By Cailyn Nagle
As part of the global movement for a more equitable and open higher education system, the Michelson 20MM Foundation was proud to sponsor the Creative Commons Global Summit earlier this month. Participants from across the world, spanning diverse expertise, spent three days in Mexico City’s Centro Cultural Universitario Tlatelolco to share knowledge, debate ideas, and form connections as the commons face the new and evolving challenge of “Artificial Intelligence.”
Creative Commons supports and sustains an ecosystem of open education, arts, research, and culture not only through the various licenses they have developed to allow sharing, but also by providing education and advocacy to support and expand our diverse global commons. Like most ecosystems, intellectual and cultural commons are interdependent systems that rely not only on creation and sharing but also on reciprocity and reuse for their health and continuation. Just as a forest cannot survive a system of pure extraction of clear cutting without replanting, the open community has begun wrestling with the question of how to survive under the primarily extractive forces of large language models, “generative AI,” and AI-based emerging technologies.
In the most simplistic description, AI takes large sets of information and runs it through a complicated web of questions and connection-building systems to produce new-ish outputs. These outputs can take the form of written materials, images, data patterns, or more. Creators, researchers, and others are grappling with the implications that their work can be used by primarily private companies to train technologies that they do not have access to in order to create outputs they do not have control over. Currently, in the United States, courts have ruled that AI creations cannot be copyrighted, but that hasn’t stopped the questions concerning what this tool will mean for educators, students, writers, actors, researchers, and others. For those who have taken the leap to share their research and work with the world through an open license, these questions have become even more pointed.

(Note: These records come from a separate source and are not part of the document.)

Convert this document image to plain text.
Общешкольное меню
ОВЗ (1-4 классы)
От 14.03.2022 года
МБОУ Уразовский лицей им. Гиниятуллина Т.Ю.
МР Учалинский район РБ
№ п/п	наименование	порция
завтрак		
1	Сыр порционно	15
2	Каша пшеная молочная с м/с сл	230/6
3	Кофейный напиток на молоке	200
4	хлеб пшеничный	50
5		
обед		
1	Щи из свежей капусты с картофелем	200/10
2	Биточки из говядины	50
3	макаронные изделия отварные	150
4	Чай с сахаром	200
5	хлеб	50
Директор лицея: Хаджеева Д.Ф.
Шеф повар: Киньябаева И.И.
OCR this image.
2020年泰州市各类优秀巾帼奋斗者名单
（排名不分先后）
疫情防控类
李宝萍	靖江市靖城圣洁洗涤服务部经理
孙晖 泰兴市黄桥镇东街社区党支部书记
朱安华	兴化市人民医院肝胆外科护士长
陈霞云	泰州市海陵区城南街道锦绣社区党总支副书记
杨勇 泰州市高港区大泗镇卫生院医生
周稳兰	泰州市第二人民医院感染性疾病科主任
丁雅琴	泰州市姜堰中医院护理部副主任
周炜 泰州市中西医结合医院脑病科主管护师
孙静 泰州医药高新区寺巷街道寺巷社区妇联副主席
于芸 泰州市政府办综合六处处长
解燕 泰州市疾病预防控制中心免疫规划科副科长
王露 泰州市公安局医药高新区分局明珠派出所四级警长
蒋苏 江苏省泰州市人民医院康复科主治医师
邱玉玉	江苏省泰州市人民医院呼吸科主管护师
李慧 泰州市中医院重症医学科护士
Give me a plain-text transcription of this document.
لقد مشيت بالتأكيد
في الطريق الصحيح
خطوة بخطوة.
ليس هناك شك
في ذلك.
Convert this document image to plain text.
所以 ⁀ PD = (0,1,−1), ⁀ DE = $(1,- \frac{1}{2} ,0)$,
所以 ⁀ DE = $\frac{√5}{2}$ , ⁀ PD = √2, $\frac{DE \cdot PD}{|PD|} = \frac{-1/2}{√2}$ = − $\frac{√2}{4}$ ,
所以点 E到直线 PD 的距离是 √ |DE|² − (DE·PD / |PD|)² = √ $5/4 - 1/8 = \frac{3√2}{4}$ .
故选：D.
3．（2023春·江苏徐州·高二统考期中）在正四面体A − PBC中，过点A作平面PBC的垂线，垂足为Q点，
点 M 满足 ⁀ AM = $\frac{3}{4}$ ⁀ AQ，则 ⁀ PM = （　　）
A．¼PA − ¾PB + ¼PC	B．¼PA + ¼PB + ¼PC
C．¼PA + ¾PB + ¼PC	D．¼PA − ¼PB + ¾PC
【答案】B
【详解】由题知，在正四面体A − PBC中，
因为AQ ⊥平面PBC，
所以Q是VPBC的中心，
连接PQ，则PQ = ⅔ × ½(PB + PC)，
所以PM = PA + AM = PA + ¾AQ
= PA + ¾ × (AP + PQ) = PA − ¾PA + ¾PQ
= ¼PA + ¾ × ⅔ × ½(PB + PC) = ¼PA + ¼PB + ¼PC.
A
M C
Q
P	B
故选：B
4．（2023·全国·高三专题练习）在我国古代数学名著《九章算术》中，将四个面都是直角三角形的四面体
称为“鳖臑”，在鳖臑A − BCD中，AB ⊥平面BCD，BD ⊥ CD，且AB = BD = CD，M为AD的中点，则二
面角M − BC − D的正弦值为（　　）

Keynotes buttressing the conference introduced ideas that quickly became cornerstones of conversations throughout the event, including “archaeology of sound,” indigenous data sovereignty, and centering the human in AI. Participants engaged in debates, roundtable discussions, and breakouts between keynotes, exploring the potential, risks, and challenges created by the technology. The rich diversity of perspectives from around the world created moments of connection and productive disagreement.
While the future of AI and its impact—on the commons and on our shared world—will not be certain for years to come, the Creative Commons Global Summit demonstrated that when we face these questions there is an international community ready to answer to the challenge.
Michelson 20MM is a private, nonprofit foundation working toward equity for underserved and historically underrepresented communities by expanding access to educational and employment opportunities, increasing affordability of educational programs, and ensuring the necessary supports are in place for individuals to thrive. To do so, we work in the following verticals: Digital Equity, Intellectual Property, Smart Justice, Student Basic Needs, and Open Educational Resources (OER). Co-chaired and funded by Alya and Gary Michelson, Michelson 20MM is part of the Michelson Philanthropies network of foundations.